Anyway after spotting several mice scurrying around our living room I dug out the trap and set it up. The clever little blighters always managed to eat the bait without setting off the trap, until........one day...... I discovered........ peanut butter! Yes, much to my kids’ delight (though not necessarily to the mice’s) you can buy peanut butter in Bhutan.
The great thing about peanut butter as far as mouse traps are concerned is:
1 – mice love peanut butter (that cheese story is just a Tom and Jerry myth)
2 – peanut butter is very sticky and that’s when mice run into difficulty – and frankly stop running all together.
Since I set up the trap about 6 weeks ago, we’ve caught nearly one mouse a day on average. Today’s mouse was number 37. One thing in Tom and Jerry that is true is the hole in the skirting board is home. So, every day I set up the trap near the hole in the skirting board and then leave it. Sure enough (Jerry or Mickey depending on your politics) soon comes sniffing around and then suddenly....... SNAP! It’s all over.
Now, I know what you’re thinking; what does he do with those poor little creatures? Well fear not dear reader, we have a waste not, want not regime here in Bumthang.

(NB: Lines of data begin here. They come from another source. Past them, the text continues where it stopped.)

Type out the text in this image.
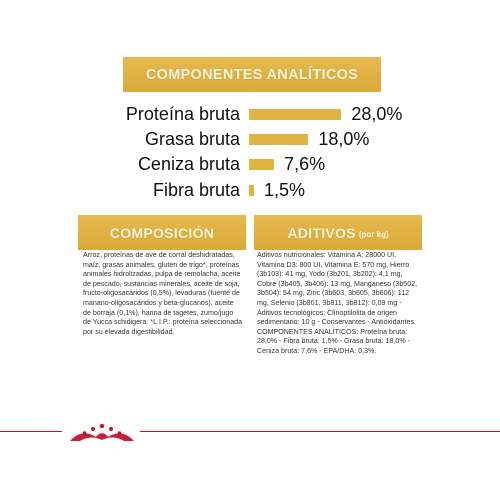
COMPONENTES ANALÍTICOS
Proteína bruta	28,0%
Grasa bruta	18,0%
Ceniza bruta 7,6%
Fibra bruta 1,5%
COMPOSICIÓN
Arroz, proteínas de ave de corral deshidratadas, maíz, grasas animales, gluten de trigo*, proteínas animales hidrolizadas, pulpa de remolacha, aceite de pescado, sustancias minerales, aceite de soja, fructo-oligosacáridos (0,5%), levaduras (fuente de manano-oligosacáridos y beta-glucanos), aceite de borraja (0,1%), harina de tagetes, zumo/jugo de Yucca schidigera. *L.I.P.: proteína seleccionada por su elevada digestibilidad.
ADITIVOS (por kg)
Aditivos nutricionales: Vitamina A: 28000 UI, Vitamina D3: 800 UI, Vitamina E: 570 mg, Hierro (3b103): 41 mg, Yodo (3b201, 3b202): 4,1 mg, Cobre (3b405, 3b406): 13 mg, Manganeso (3b502, 3b504): 54 mg, Zinc (3b603, 3b605, 3b606): 112 mg, Selenio (3b801, 3b811, 3b812): 0,09 mg - Aditivos tecnológicos: Clinoptilolita de origen sedimentario: 10 g - Conservantes - Antioxidantes. COMPONENTES ANALÍTICOS: Proteína bruta: 28,0% - Fibra bruta: 1,5% - Grasa bruta: 18,0% - Ceniza bruta: 7,6% - EPA/DHA: 0,3%.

Another form of wildlife that is highly prevalent in Bhutan is dogs. Dogs are everywhere! They are semi-wild – living off discarded food during the day and howling and barking during the night. They tend to be quite timid in the daytime but can become very aggressive once night falls.
Well, anyway. Every time I catch a mouse. I just whistle, and Rover comes a-running. They gobble up that little mouse snack without even chewing and then look at you whilst licking their lips as if to say, “Got any more?” Isn’t nature beautiful!
Just as Bridget Jones used to begin her journal entries with an update of her eating habits; I intend to begin all future Blog posts with a quick update of the mouse tally. (I know you’re interested.)
And please don’t give me a hard time about being cruel – those mice aren’t paying rent and those dogs outside do it pretty tough, they need a little rodent treat now and again.
P.S. I just asked Justine what picture I could use to illustrate this post. She said, “A mouse with its guts coming out of its bum hole.” Er.... perhaps not.